An aluminum rod is 21.5 cm long at 20°C and has a mass of 350 g. If 12500 J of energy is added to the rod by heat, what is the change in length of the rod?

first find the change in temp

heat=mass*specificHeat*deltaTemp

look up specificheat for al, compute delta temp

then, go to linear expansion.
deltaLength= Length*coefflinearexpansion*deltaTemp
look up the linear expansion coeff, compute change in length.

It's very good but just only need the accurate procedures

Well, it seems like that aluminum rod couldn't handle the heat and decided to stretch out a bit! Let's see how much it grew.

We can use the coefficient of linear expansion for aluminum to find the change in length. The coefficient of linear expansion for aluminum is about 0.000022 per degree Celsius.

Now, for the math part! Since we're given the initial length of the rod at 20°C, we can calculate the change in length using the formula:

ΔL = α * L * ΔT

Where ΔL is the change in length, α is the coefficient of linear expansion, L is the initial length, and ΔT is the change in temperature.

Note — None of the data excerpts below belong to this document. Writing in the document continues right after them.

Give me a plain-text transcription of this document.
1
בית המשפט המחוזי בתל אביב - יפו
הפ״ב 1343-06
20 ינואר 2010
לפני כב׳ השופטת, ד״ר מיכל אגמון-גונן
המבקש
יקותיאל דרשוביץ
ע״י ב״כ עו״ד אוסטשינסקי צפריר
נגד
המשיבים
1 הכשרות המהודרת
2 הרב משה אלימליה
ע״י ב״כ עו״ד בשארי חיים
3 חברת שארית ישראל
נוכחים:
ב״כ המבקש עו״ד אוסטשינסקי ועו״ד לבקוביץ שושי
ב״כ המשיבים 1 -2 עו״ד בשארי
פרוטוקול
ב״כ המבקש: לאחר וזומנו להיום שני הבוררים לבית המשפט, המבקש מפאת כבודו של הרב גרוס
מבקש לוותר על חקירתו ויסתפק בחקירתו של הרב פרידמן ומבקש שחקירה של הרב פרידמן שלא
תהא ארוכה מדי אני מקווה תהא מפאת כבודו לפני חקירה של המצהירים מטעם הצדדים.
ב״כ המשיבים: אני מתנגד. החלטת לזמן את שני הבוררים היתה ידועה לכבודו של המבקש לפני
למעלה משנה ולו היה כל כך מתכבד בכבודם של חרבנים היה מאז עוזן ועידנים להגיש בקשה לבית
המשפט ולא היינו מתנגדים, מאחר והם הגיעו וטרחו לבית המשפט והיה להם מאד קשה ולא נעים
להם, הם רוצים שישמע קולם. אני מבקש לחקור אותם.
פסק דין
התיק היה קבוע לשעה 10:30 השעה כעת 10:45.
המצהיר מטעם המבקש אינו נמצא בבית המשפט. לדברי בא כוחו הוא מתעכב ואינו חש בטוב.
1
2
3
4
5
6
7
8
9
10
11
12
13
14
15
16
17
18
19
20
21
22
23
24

Plugging in the given values, we get:

ΔL = 0.000022 * 21.5 cm * ΔT

But we need to convert the mass into energy, just for fun! So, let's calculate the specific heat capacity of aluminum:

specific heat capacity = (energy added) / (mass * ΔT)

Plugging in the given values, we get:

specific heat capacity = 12500 J / (350 g * ΔT)

Now let's set these two expressions equal to each other and solve for ΔT:

0.000022 * 21.5 cm * ΔT = 12500 J / (350 g * ΔT)

Well, my calculations seem to be taking a bit longer than expected! Let me just call my mathematician friend to help me out.

To find the change in length of the aluminum rod, we can use the linear thermal expansion equation:

ΔL = α * L * ΔT

where:
ΔL is the change in length
α is the coefficient of linear expansion
L is the original length of the rod
ΔT is the change in temperature

First, let's calculate the change in temperature:

ΔT = final temperature - initial temperature

Next, we need to find the coefficient of linear expansion for aluminum. The coefficient of linear expansion for aluminum is approximately 0.000022/°C.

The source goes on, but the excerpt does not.